Infraestrutura digital como infraestrutura estratégica: resiliência para manter a sociedade em funcionamento
Ao longo das últimas duas décadas, a infraestrutura digital saiu dos bastidores para o centro da economia. Hoje, praticamente todos os setores dependem dela. Internet, bancos, hospitais, universidades e indústria operam sustentados por data centers. Eles se tornaram parte da base estrutural da atividade econômica e, por isso, o ecossistema que os suporta precisa operar de forma contínua.
Estudos do setor mostram que interrupções em operações de data centers podem custar milhares de dólares por minuto e, em muitos casos, centenas de milhares por hora. Impactos que vão muito além da TI e atingem cadeias inteiras de negócios.
É por isso que data centers não devem ser vistos como custos operacionais, mas como ativos estratégicos — ou infraestrutura de missão crítica. Eles sustentam os sistemas que sustentam a sociedade.
Missão crítica significa mais do que disponibilidade
Do ponto de vista técnico, um ambiente mission-critical é aquele em que falhas afetam diretamente operações essenciais. Data centers se enquadram claramente nessa definição.

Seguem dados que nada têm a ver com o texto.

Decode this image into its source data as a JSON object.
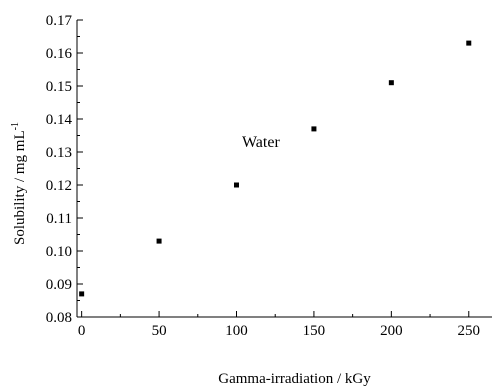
{
  "chart_data": {
    "type": "scatter",
    "xlabel": "Gamma-irradiation / kGy",
    "ylabel_main": "Solubility / mg mL",
    "ylabel_sup": "-1",
    "xlim": [
      -3,
      265
    ],
    "ylim": [
      0.08,
      0.17
    ],
    "x_ticks": [
      0,
      50,
      100,
      150,
      200,
      250
    ],
    "x_minor_ticks": [
      25,
      75,
      125,
      175,
      225
    ],
    "y_ticks": [
      0.08,
      0.09,
      0.1,
      0.11,
      0.12,
      0.13,
      0.14,
      0.15,
      0.16,
      0.17
    ],
    "y_minor_ticks": [
      0.085,
      0.095,
      0.105,
      0.115,
      0.125,
      0.135,
      0.145,
      0.155,
      0.165
    ],
    "x_tick_labels": [
      "0",
      "50",
      "100",
      "150",
      "200",
      "250"
    ],
    "y_tick_labels": [
      "0.08",
      "0.09",
      "0.10",
      "0.11",
      "0.12",
      "0.13",
      "0.14",
      "0.15",
      "0.16",
      "0.17"
    ],
    "points": [
      {
        "x": 0,
        "y": 0.087
      },
      {
        "x": 50,
        "y": 0.103
      },
      {
        "x": 100,
        "y": 0.12
      },
      {
        "x": 150,
        "y": 0.137
      },
      {
        "x": 200,
        "y": 0.151
      },
      {
        "x": 250,
        "y": 0.163
      }
    ],
    "annotation": {
      "text": "Water",
      "x": 110,
      "y": 0.133
    },
    "grid": false,
    "marker": "square",
    "color": "#000000"
  }
}
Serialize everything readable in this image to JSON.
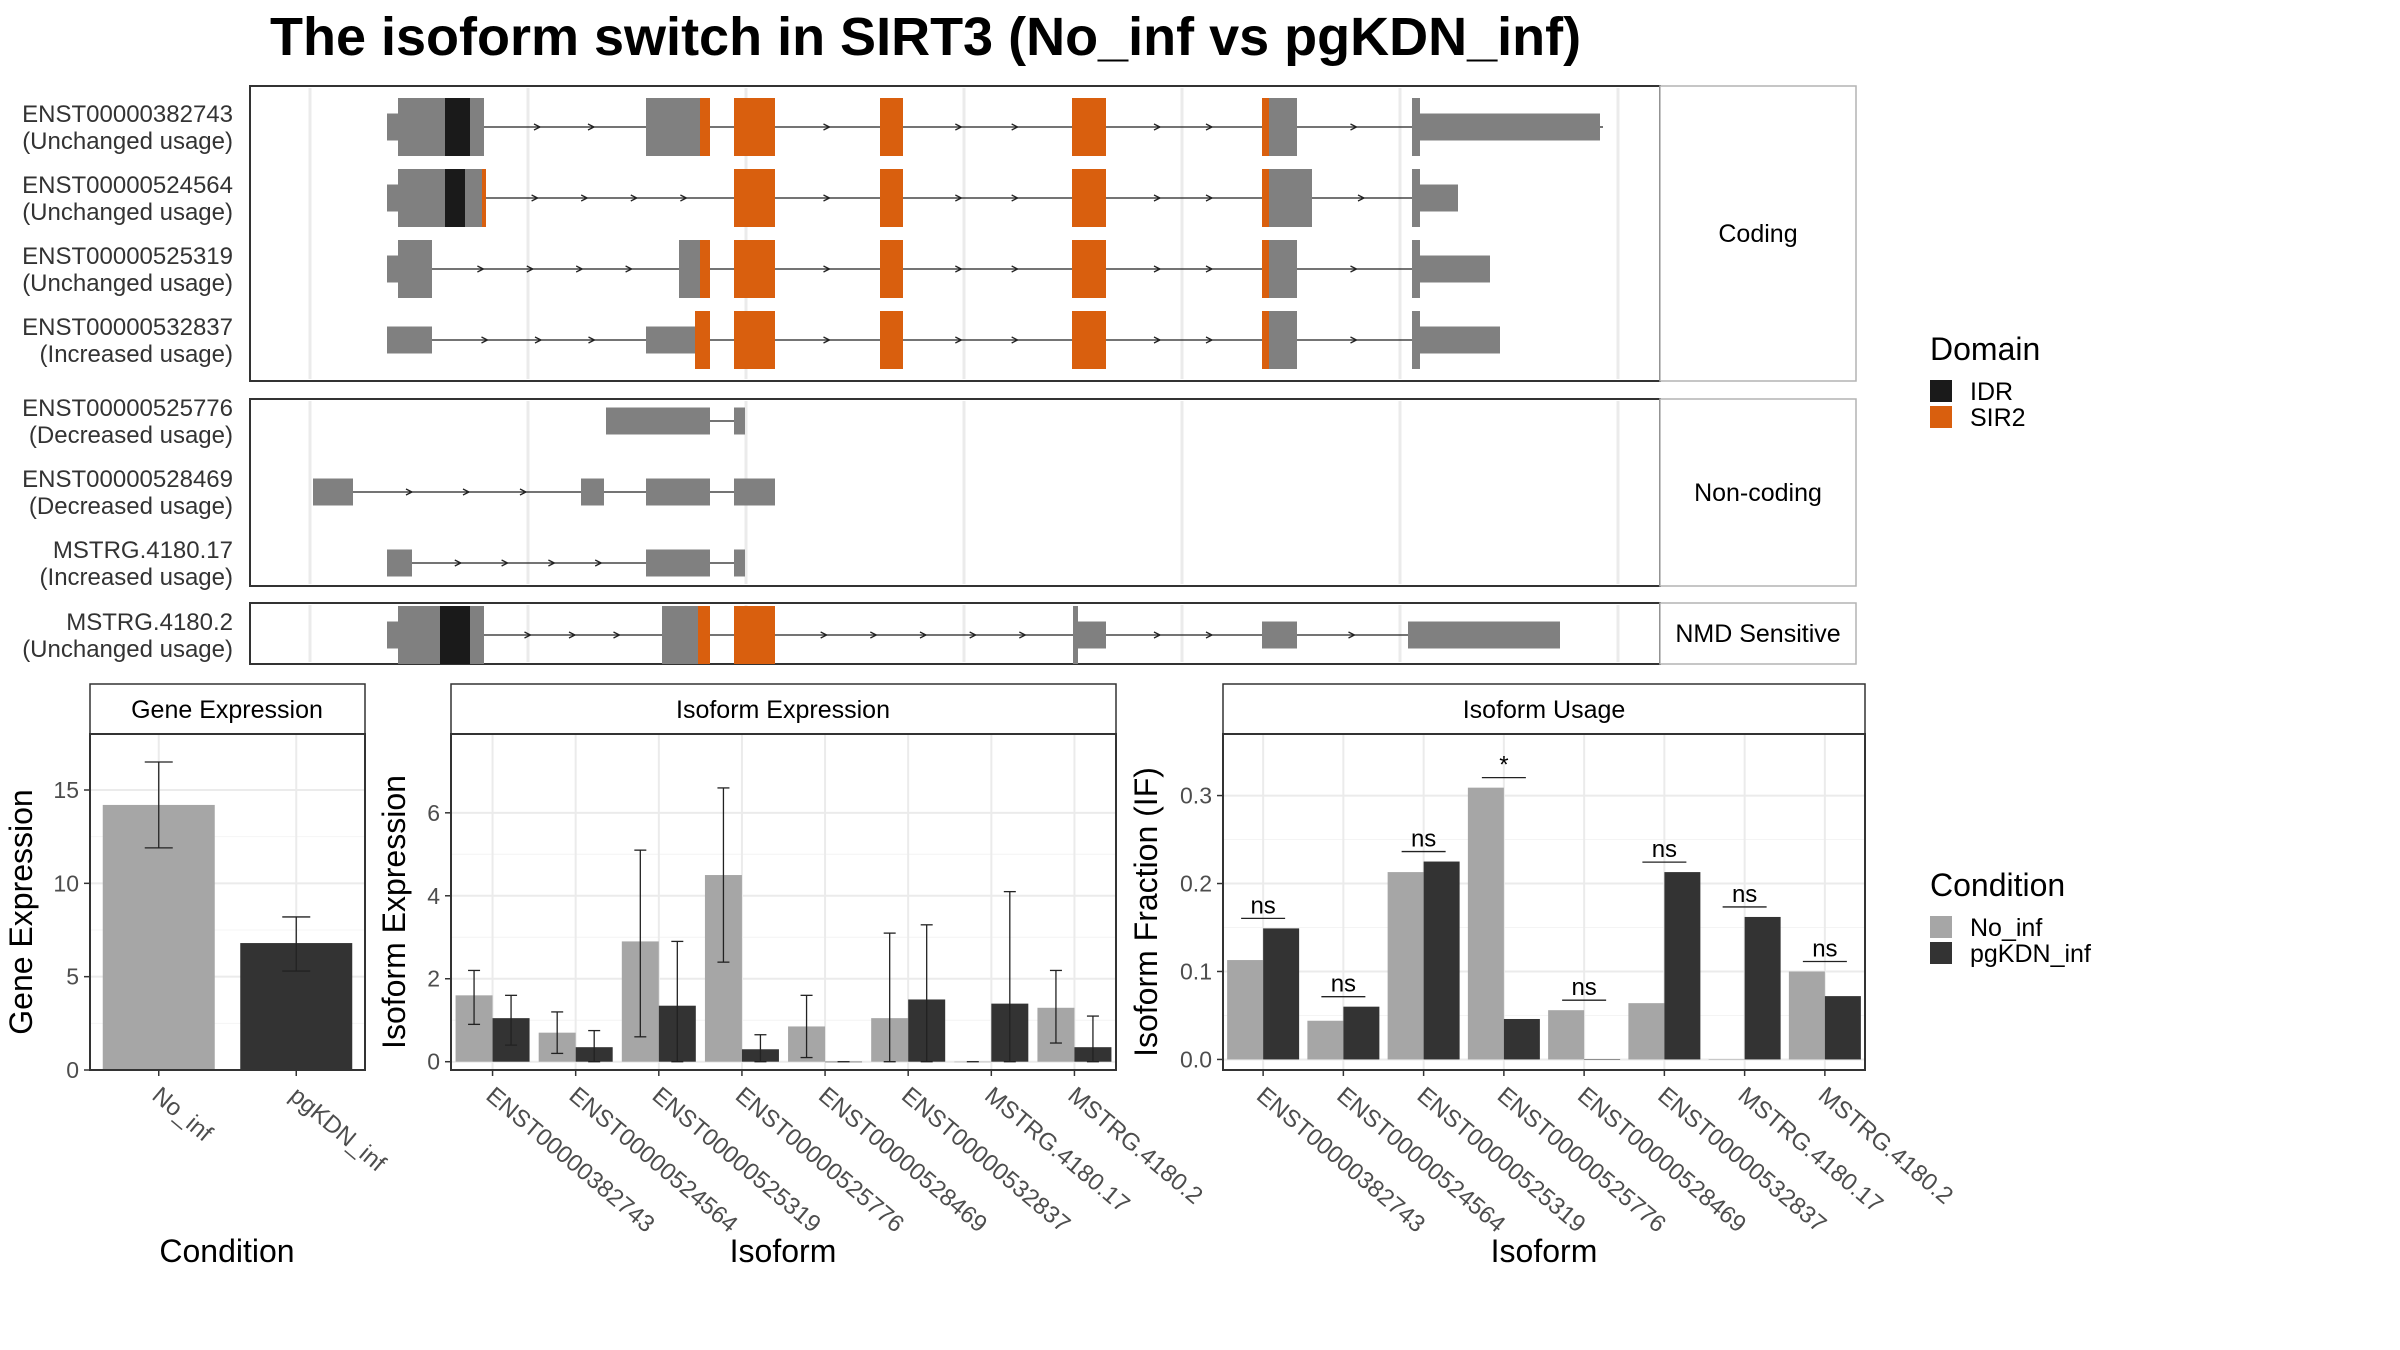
{
  "title": "The isoform switch in SIRT3 (No_inf vs pgKDN_inf)",
  "legends": {
    "domain": {
      "title": "Domain",
      "items": [
        {
          "label": "IDR",
          "color": "#1a1a1a"
        },
        {
          "label": "SIR2",
          "color": "#d95f0e"
        }
      ]
    },
    "condition": {
      "title": "Condition",
      "items": [
        {
          "label": "No_inf",
          "color": "#a6a6a6"
        },
        {
          "label": "pgKDN_inf",
          "color": "#333333"
        }
      ]
    }
  },
  "panels": {
    "coding": "Coding",
    "noncoding": "Non-coding",
    "nmd": "NMD Sensitive",
    "gene_expression": "Gene Expression",
    "isoform_expression": "Isoform Expression",
    "isoform_usage": "Isoform Usage"
  },
  "axes": {
    "gene": {
      "xlabel": "Condition",
      "ylabel": "Gene Expression"
    },
    "isoform_expr": {
      "xlabel": "Isoform",
      "ylabel": "Isoform Expression"
    },
    "isoform_usage": {
      "xlabel": "Isoform",
      "ylabel": "Isoform Fraction (IF)"
    }
  },
  "transcripts": [
    {
      "id": "ENST00000382743",
      "usage": "(Unchanged usage)",
      "group": "coding"
    },
    {
      "id": "ENST00000524564",
      "usage": "(Unchanged usage)",
      "group": "coding"
    },
    {
      "id": "ENST00000525319",
      "usage": "(Unchanged usage)",
      "group": "coding"
    },
    {
      "id": "ENST00000532837",
      "usage": "(Increased usage)",
      "group": "coding"
    },
    {
      "id": "ENST00000525776",
      "usage": "(Decreased usage)",
      "group": "noncoding"
    },
    {
      "id": "ENST00000528469",
      "usage": "(Decreased usage)",
      "group": "noncoding"
    },
    {
      "id": "MSTRG.4180.17",
      "usage": "(Increased usage)",
      "group": "noncoding"
    },
    {
      "id": "MSTRG.4180.2",
      "usage": "(Unchanged usage)",
      "group": "nmd"
    }
  ],
  "chart_data": [
    {
      "type": "bar",
      "title": "Gene Expression",
      "xlabel": "Condition",
      "ylabel": "Gene Expression",
      "categories": [
        "No_inf",
        "pgKDN_inf"
      ],
      "values": [
        14.2,
        6.8
      ],
      "error_low": [
        11.9,
        5.3
      ],
      "error_high": [
        16.5,
        8.2
      ],
      "colors": [
        "#a6a6a6",
        "#333333"
      ],
      "ylim": [
        0,
        18
      ],
      "yticks": [
        0,
        5,
        10,
        15
      ]
    },
    {
      "type": "bar",
      "title": "Isoform Expression",
      "xlabel": "Isoform",
      "ylabel": "Isoform Expression",
      "categories": [
        "ENST00000382743",
        "ENST00000524564",
        "ENST00000525319",
        "ENST00000525776",
        "ENST00000528469",
        "ENST00000532837",
        "MSTRG.4180.17",
        "MSTRG.4180.2"
      ],
      "series": [
        {
          "name": "No_inf",
          "values": [
            1.6,
            0.7,
            2.9,
            4.5,
            0.85,
            1.05,
            0.0,
            1.3
          ],
          "error_low": [
            0.9,
            0.2,
            0.6,
            2.4,
            0.1,
            0.0,
            0.0,
            0.45
          ],
          "error_high": [
            2.2,
            1.2,
            5.1,
            6.6,
            1.6,
            3.1,
            0.0,
            2.2
          ]
        },
        {
          "name": "pgKDN_inf",
          "values": [
            1.05,
            0.35,
            1.35,
            0.3,
            0.0,
            1.5,
            1.4,
            0.35
          ],
          "error_low": [
            0.4,
            0.0,
            0.0,
            0.0,
            0.0,
            0.0,
            0.0,
            0.0
          ],
          "error_high": [
            1.6,
            0.75,
            2.9,
            0.65,
            0.0,
            3.3,
            4.1,
            1.1
          ]
        }
      ],
      "ylim": [
        -0.2,
        7.9
      ],
      "yticks": [
        0,
        2,
        4,
        6
      ]
    },
    {
      "type": "bar",
      "title": "Isoform Usage",
      "xlabel": "Isoform",
      "ylabel": "Isoform Fraction (IF)",
      "categories": [
        "ENST00000382743",
        "ENST00000524564",
        "ENST00000525319",
        "ENST00000525776",
        "ENST00000528469",
        "ENST00000532837",
        "MSTRG.4180.17",
        "MSTRG.4180.2"
      ],
      "series": [
        {
          "name": "No_inf",
          "values": [
            0.113,
            0.044,
            0.213,
            0.309,
            0.056,
            0.064,
            0.0,
            0.1
          ]
        },
        {
          "name": "pgKDN_inf",
          "values": [
            0.149,
            0.06,
            0.225,
            0.046,
            0.0,
            0.213,
            0.162,
            0.072
          ]
        }
      ],
      "significance": [
        "ns",
        "ns",
        "ns",
        "*",
        "ns",
        "ns",
        "ns",
        "ns"
      ],
      "ylim": [
        -0.012,
        0.37
      ],
      "yticks": [
        0.0,
        0.1,
        0.2,
        0.3
      ],
      "ytick_labels": [
        "0.0",
        "0.1",
        "0.2",
        "0.3"
      ]
    }
  ]
}
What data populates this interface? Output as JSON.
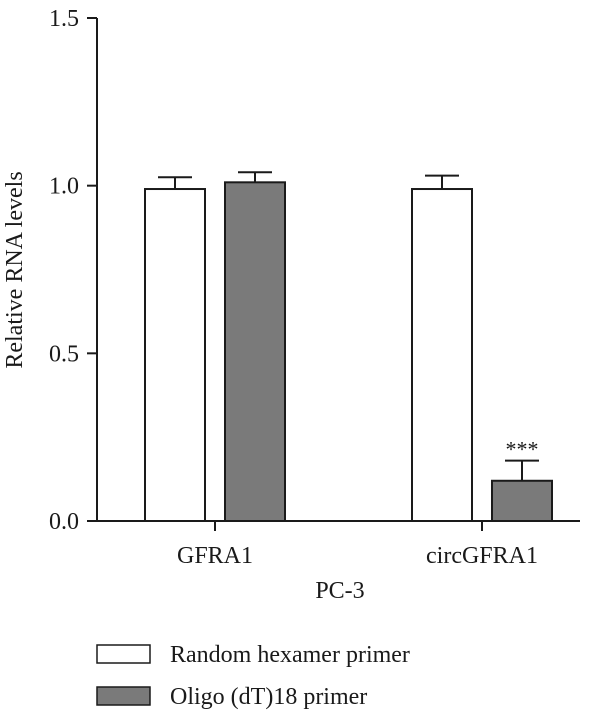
{
  "chart_data": {
    "type": "bar",
    "ylabel": "Relative RNA levels",
    "xlabel": "PC-3",
    "categories": [
      "GFRA1",
      "circGFRA1"
    ],
    "ylim": [
      0,
      1.5
    ],
    "yticks": [
      0.0,
      0.5,
      1.0,
      1.5
    ],
    "ytick_labels": [
      "0.0",
      "0.5",
      "1.0",
      "1.5"
    ],
    "series": [
      {
        "name": "Random hexamer primer",
        "values": [
          0.99,
          0.99
        ],
        "errors": [
          0.035,
          0.04
        ],
        "color": "#ffffff"
      },
      {
        "name": "Oligo (dT)18 primer",
        "values": [
          1.01,
          0.12
        ],
        "errors": [
          0.03,
          0.06
        ],
        "color": "#7a7a7a"
      }
    ],
    "annotations": [
      {
        "category": "circGFRA1",
        "series": "Oligo (dT)18 primer",
        "text": "***"
      }
    ],
    "grid": false,
    "legend": "bottom-left"
  }
}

A importância da tecnologia cresceu em todos os setores — e os data centers são onde tudo acontece. Eles são o núcleo de sistemas financeiros, de saúde, educação, logística, governo e comunicação. Por isso, incidentes em infraestrutura digital deixaram de ser locais.
Os sistemas são interconectados, os workloads estão concentrados e os serviços dependem uns dos outros. Quando algo falha, o impacto se propaga entre setores.
Como já destaquei em um artigo anterior, “Efficiency, efficiency, efficiency”, em ambientes mission-critical, manter tudo funcionando não é um objetivo — é um requisito.
Quando a infraestrutura se torna essencial, a responsabilidade aumenta
Ao longo da minha carreira, vi o setor evoluir de pequenas salas de servidores para ambientes complexos, que sustentam indústrias inteiras. Também vi como as expectativas mudaram.
Quando projetamos um data center hoje, consideramos não apenas o cliente que utiliza aquele espaço, mas tudo o que depende dele.
Um sistema de pagamentos depende disso. Um sistema hospitalar depende disso. Uma plataforma educacional depende disso. Uma cadeia logística inteira depende disso.
É por isso que missão crítica não é apenas uma definição técnica, mas um compromisso com o funcionamento da sociedade.
Resiliência é uma decisão coordenada
Resiliência é resultado de decisões de longo prazo tomadas de forma coordenada entre operadores, reguladores e governos. Construir uma infraestrutura capaz de sustentar uma economia digital exige planejamento e alinhamento.
Data centers dependem de energia confiável, rotas diversas de fibra, acesso a equipamentos, regulação estável e políticas energéticas previsíveis. Sem alinhamento entre o setor privado e o poder público, não é possível criar um ambiente em que operações de missão crítica alcancem o nível de confiabilidade que a sociedade exige hoje.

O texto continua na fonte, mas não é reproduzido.